I found a tragic common ground between your travails and Moshkito's; between you and everyone else who stood at the precipice of the computer age, foolishly convinced that this amazing new technology was here to work hand-in-glove with - to enhance - the existing technologies, like print, upon which human civilization had been built. 
...

Hi,

Dad passed away in 1979 ... at that time, publishing was still huge ... and as I said, mom published even more than he did in his lifetime of his work!

Dad knew about the "new" everything ... he was listening (for example) to a lot of modern music Stockhausen, Tomita, Carlos, Russell and many others as well, and I think he knew that the understanding of these things changed every so often from his studies, but seeing the "internet" some 10 years before it even got around ... is another story!

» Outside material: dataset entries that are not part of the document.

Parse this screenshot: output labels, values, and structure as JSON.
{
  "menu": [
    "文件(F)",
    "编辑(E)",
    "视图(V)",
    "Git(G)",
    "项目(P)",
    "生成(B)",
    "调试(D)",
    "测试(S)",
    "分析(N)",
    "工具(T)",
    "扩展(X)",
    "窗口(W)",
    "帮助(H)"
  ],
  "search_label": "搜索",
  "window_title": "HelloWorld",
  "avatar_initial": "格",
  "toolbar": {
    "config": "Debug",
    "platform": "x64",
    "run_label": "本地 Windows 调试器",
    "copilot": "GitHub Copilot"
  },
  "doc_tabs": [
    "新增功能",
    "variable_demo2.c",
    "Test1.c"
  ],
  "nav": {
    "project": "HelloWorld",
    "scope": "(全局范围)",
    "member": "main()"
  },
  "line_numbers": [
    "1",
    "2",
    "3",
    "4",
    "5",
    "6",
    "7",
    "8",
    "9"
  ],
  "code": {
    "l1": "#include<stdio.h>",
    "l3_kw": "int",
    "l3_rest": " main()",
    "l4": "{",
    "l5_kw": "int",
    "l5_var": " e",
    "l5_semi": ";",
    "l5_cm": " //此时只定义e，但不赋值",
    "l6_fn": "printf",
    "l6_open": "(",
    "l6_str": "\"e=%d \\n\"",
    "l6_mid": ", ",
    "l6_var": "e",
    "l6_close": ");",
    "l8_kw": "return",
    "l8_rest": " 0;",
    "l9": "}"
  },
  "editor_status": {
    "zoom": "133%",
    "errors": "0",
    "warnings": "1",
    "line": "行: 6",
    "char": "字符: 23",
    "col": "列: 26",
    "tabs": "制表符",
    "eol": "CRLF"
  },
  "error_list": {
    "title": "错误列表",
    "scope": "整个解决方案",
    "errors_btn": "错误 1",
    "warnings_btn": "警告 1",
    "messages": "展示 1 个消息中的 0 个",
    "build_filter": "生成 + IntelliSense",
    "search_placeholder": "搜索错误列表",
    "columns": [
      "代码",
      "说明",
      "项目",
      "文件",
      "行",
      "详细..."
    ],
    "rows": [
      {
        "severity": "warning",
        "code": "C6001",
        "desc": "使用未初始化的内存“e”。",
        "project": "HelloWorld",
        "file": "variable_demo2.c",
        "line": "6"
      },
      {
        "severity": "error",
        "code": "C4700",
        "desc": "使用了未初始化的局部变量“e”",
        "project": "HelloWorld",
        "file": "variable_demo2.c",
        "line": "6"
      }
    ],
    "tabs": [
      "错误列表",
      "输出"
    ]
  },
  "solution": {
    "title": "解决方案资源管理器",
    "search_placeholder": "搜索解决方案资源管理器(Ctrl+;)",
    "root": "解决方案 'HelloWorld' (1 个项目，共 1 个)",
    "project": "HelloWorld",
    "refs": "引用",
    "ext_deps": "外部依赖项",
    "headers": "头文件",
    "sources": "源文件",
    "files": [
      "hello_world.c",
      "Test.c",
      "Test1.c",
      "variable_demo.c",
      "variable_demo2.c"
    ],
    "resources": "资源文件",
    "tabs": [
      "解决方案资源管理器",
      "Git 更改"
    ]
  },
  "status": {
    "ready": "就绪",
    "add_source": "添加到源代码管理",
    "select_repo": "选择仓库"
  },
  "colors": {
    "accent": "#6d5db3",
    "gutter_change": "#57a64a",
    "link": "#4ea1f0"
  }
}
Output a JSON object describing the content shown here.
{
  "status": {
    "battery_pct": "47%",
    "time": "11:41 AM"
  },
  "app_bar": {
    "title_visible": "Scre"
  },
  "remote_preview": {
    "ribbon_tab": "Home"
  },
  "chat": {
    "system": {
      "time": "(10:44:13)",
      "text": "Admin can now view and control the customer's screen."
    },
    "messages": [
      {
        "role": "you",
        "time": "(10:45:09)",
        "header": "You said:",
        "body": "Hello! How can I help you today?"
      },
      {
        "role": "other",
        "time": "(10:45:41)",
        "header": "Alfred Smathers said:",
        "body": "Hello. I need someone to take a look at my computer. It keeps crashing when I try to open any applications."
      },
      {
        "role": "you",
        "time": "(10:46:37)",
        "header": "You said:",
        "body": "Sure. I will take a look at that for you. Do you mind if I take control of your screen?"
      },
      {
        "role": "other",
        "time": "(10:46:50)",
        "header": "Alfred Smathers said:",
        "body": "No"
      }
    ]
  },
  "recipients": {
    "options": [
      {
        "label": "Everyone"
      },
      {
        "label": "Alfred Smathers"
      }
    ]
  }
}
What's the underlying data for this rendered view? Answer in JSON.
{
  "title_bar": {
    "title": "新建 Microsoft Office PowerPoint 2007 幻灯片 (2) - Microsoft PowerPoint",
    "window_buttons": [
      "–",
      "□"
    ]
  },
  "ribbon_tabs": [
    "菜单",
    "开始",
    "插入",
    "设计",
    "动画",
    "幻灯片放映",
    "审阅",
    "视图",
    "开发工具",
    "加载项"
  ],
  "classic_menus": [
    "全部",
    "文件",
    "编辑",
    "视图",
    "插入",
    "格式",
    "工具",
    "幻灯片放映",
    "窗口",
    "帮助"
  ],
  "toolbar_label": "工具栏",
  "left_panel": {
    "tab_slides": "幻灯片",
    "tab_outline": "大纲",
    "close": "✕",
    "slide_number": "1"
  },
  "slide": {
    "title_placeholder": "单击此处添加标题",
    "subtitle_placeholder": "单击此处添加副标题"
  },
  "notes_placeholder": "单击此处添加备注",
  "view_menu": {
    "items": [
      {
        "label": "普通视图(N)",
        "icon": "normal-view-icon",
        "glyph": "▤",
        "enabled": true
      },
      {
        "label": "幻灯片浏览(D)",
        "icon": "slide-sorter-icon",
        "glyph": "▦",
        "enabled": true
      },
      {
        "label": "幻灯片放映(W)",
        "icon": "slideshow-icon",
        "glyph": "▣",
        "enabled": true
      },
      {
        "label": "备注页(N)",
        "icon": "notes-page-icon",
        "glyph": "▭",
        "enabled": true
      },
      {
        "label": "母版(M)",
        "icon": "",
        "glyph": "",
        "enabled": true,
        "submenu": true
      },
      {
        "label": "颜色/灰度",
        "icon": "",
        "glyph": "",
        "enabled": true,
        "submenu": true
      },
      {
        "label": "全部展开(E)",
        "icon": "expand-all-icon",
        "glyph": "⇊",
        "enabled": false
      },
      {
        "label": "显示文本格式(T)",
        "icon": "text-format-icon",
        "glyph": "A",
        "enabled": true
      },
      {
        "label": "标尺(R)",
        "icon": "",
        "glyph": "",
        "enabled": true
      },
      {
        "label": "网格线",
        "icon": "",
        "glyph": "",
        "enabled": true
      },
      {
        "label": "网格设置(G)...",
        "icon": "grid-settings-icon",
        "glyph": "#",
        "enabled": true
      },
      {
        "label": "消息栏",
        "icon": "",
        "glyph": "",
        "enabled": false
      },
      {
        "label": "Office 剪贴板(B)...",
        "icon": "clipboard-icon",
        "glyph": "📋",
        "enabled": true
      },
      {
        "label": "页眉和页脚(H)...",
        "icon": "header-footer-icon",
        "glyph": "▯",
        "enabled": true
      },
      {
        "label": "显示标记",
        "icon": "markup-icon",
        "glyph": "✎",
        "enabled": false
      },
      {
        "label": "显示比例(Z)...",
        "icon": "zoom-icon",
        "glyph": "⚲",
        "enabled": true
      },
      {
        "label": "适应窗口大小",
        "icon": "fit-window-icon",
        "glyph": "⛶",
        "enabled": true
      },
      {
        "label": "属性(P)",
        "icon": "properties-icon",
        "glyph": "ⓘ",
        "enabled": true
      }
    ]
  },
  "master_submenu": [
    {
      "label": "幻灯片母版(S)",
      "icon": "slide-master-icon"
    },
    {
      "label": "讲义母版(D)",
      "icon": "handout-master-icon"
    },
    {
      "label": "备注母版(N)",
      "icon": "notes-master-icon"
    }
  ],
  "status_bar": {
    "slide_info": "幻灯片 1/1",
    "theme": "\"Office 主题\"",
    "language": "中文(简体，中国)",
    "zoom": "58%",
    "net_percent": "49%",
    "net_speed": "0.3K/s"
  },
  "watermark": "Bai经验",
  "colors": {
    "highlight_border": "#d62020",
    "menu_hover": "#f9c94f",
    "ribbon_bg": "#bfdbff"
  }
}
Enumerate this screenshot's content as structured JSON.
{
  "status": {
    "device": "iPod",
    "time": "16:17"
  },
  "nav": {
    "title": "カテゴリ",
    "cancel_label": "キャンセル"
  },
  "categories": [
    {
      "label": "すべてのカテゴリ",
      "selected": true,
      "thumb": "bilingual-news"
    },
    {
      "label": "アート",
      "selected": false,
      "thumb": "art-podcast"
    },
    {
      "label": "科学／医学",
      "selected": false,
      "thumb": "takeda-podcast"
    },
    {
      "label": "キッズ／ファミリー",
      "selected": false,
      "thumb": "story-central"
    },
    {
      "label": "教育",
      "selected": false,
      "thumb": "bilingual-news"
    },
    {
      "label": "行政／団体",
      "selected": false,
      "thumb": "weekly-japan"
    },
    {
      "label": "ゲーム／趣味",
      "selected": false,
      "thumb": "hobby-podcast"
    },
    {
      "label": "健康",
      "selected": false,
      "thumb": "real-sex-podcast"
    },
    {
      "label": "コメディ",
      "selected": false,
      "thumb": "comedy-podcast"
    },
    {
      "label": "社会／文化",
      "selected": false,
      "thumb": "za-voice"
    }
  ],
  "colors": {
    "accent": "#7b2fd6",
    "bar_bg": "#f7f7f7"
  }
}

AND, his library, if you check it, has a lot of works and names that one will not find, as I said ... index'ed anywhere ... and that is a statement about the "NOW" (at that time) that we are missing, specially today!

PS: The one that would not take on the computer/internet was my mom ... even if I tried to get her a Portuguese keyboard and setup a computer with Windows in Portuguese ... she would not let go of her Smith-Corona! 

I would like to see more "scholarly" work done on "Progressive Music" and a bit less of the popular thing ... but so many of the folks here are here because of the popular thing ... not because the music is better ... since there are many things out there that are "better", but will never get a chance to be heard!